We can be aware of the three strands of thinking and illustrate, explain and explore them with our children as and when they naturally occur in our teaching. We can also emphasise them when we feel it is appropriate to apply that thinking strategy to what we are teaching at the time. However, it has been my experience that there are some common barriers to children's behaving intelligently that we need to address.
For many children we need to get them to stop and think. They need to know that this is a valued expectation of the teacher. We also need to give them a simple method to consider the situation, e.g. clarify the problem/task; make a plan; where are we going? Is there anything further we need to know?
Many children give up too easily or don't even begin. This is sometimes because they have poor self-esteem, ('I'm rubbish, me!') or they don't know where to begin or continue because the task is too difficult. Tasks need to be challenging and to extend children. This is something that we point out when they visit you, and quite rightly so, but before we get children to run we need to teach them to walk.
At first, make the problems on the easy side to demonstrate the methodology and give them early success and build confidence. For those who are struggling, show them and differentiate by extending the task for the more able. Help, support and coach: it is not rocket science, it is sound teaching.
This often occurs as a result of impulsiveness or lack of concentration. We need to get children into the habit of checking and re-reading their work whenever possible. We need to give them time and encouragement so they begin to learn that this is an expectation of the teacher. I accept that there will be times when it will not be appropriate to check, in our 'hurry along' and 'test-driven' curriculum.
Teach them to keep an open mind
This is not always a natural tendency for children or adults. We feel much safer with certainty than uncertainty, so it is not surprising that we jump to the first conclusion and stick with it. Unfortunately it encourages a resistance to flexible thinking and tends to produce closed minds.
We need to encourage 'open minds' and discourage 'closed minds'. We need to praise the good start they have made in coming to their first speculations and encourage children to consider the 'howevers', the 'buts' and the 'if you look at it another way'.
If you raise these kinds of challenges first, this behavior will begin to be transferred to the children. Further, if we encourage them to challenge each other in this way, hopefully they will further internalise this behavior and begin to challenge their own thinking.
Children never stop asking questions: unfortunately they are usually of the Can I go to the toilet? and What do I do next? kind! We need to model, look for and praise the questions that promote enquiry, discussion and knowledge. The flexible thinking questions above with: What would happen if? How do you know it's true?; What's the evidence? What is your reasoning? etc.
Stimulate curiosity and wonderment
Many children lose their natural curiosity once they have been in school for a few years. They stop noticing and asking
questions: they look but they do not see. They will look at a tree, for example, but not notice that the leaves are different, that they seem to get smaller towards the top of the tree.
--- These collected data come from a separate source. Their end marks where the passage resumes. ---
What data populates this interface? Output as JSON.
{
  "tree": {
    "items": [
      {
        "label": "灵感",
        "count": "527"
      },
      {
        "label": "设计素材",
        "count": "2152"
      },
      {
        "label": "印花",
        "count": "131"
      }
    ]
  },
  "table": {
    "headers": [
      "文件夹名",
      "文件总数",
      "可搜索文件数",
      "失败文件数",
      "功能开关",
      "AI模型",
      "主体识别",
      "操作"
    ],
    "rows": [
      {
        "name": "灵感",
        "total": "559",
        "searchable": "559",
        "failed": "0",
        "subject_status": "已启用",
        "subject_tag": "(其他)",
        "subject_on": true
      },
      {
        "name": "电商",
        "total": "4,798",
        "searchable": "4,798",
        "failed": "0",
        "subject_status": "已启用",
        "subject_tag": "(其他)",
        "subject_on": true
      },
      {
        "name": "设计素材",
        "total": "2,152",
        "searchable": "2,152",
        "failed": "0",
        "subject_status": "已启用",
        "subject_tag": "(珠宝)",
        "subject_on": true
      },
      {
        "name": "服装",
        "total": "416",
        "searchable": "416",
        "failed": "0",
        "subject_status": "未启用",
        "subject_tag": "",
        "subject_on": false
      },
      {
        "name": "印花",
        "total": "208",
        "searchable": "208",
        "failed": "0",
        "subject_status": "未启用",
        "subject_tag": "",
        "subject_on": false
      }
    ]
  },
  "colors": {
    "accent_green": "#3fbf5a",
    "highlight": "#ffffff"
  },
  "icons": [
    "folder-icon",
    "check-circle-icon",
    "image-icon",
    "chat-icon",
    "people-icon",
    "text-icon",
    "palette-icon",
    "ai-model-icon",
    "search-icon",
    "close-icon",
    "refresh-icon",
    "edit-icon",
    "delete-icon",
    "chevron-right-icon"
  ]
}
We need to provide the children with wonder and amazement whenever possible: from swifts migrating to Africa without once touching the ground, to amazing records from the Guinness Book of Records, to mysterious numbers and beautiful literature. We need to ask the curiosity questions ourselves, and hopefully the children will begin to copy our behavior and share our enthusiasm.
Many of you reading this will recognize things that you do this already. This doesn't surprise me; it is good teaching and common sense, but you need to do it more systematically and consciously. Also, you need to follow our simple maxim of normally addressing only one thing at a time.
We need to be more explicit in addressing these barriers so that intelligent behavior is 'taught' as opposed to being 'caught'.